It’s a telling sign that the reader has really become completely immersed in a story with the line between reality and fiction blurs. This dawned on my last night, as I was on the phone with a girlfriend talking about the weather in New York. She mentioned how the day was unseasonably warm, and I replied how I’d read it was the first day a girl had gone without a coat. Then I realized I wasn’t thinking about a Facebook post, or a blog entry I’d stumbled across, but rather one of Hannah’s references to the weather in the story. Seriously. I’d finished reading the book early yesterday morning, and then finished The Lucky One, after it and my head was still buried in the dim hallways of the Manhattan Ballet Company.

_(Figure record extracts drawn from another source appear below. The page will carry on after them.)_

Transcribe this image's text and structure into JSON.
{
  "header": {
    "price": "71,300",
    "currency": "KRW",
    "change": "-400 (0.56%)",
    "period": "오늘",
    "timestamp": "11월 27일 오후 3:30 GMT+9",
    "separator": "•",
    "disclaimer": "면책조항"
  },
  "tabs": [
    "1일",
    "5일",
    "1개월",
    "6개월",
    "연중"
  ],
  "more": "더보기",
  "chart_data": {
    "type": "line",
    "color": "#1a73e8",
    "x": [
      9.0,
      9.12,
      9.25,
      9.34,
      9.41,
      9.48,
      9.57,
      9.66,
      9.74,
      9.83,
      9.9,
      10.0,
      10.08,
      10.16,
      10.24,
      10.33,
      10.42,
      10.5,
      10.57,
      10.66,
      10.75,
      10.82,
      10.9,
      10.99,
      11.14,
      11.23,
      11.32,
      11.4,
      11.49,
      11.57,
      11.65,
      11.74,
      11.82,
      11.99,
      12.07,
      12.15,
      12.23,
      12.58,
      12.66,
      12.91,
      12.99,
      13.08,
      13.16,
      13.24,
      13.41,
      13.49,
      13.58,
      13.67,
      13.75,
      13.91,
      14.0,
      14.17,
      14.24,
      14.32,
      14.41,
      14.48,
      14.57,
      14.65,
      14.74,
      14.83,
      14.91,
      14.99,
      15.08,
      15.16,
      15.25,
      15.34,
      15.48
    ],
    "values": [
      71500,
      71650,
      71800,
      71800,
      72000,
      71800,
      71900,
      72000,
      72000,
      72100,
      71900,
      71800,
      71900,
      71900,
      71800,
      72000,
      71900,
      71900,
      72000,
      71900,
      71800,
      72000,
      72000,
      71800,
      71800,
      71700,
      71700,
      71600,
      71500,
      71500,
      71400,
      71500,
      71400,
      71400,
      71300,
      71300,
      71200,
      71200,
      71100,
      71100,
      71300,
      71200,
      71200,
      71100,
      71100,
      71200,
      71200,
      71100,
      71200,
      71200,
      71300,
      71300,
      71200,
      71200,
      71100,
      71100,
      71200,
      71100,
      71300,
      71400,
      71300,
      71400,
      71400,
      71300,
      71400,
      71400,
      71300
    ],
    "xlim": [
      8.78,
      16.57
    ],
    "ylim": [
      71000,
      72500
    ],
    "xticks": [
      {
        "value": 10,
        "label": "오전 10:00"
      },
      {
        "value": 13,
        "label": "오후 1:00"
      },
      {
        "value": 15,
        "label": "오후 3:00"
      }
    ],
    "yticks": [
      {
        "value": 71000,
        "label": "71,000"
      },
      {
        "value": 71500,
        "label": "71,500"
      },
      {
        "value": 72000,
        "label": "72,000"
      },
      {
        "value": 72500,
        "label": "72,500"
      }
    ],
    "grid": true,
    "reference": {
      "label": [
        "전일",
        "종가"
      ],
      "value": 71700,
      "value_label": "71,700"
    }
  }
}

At the tender age of fourteen Hannah Ward left her home in Maryland, and moved to New York City to live in the dormitories of a dance academy. She dreamed of becoming a ballerina (not just any dancer is a ballerina she explains,) and spent years of work with this one goal in mind. Eventually she joins the Manhattan Ballet Company where she is a corps dancer. She spends countless grueling rigorous hours pouring everything she has into the art – performances, rehearsals, training. This requires an intense determination, which offers little time for a social life outside of the company. The dancers are even advised (and expected) to stay within a small radius of the company in their time off work. The book chronicles Hannah’s experience as she struggles with the decision ‘is this world of ballet enough for her? Is she fulfilled by the parts she receives, would she be content as a corps dancer for the rest of her career? Is the lure of the outside world – dating, college, travel strong enough to pull her attention away?’
Readers are swept up with Hannah into the glamor of the patron parties, and some of the magic of the city but much of her story entails her time within the company. The girls who share her dressing room – Bea, Zoe, Daisy, and Lini are like her family but a competitive one at that. It’s a world where your supporters are also your rivals. Congratulations are paid through gritted teeth and half-hearted hugs, but the consolation has compassion mixed in too because all the dancers constant waves of anticipation and disappoint along with the addictive thrill of performing on state that urges them to continue on. If Hannah chooses to walk away from the company she’d gain the outside world, but lose the only one she’s known – the only way of life she knows.
There was a lot of buzz about this novel when it first came out. I first learned of it from an I Heart Daily article. The novel seems somewhat autobiographical of the author, Sophie Flack’s own experiences as a dancer. I’m typically drawn to fictional stories related to the behind the scenes world of dancers (think Center Stage or Black Swan,) but I really enjoyed Hannah’s voice in this one. She has her own insecurities, and she pushes herself to extremes (with extra gym time and yoga classes,) and she is entirely aware of every morsel of food she eats and the effect it has on her body but this isn’t a story strictly outline the “atrocious life of a ballerina” riddled with accounts of eating disorders and rage filled bouts of insanity. While I’m aware that these exist in this world too, and they’re not ignored, these issues aren’t the main focus of Hannah’s story. I devoured this one in a few days, and I definitely give it a thumbs up.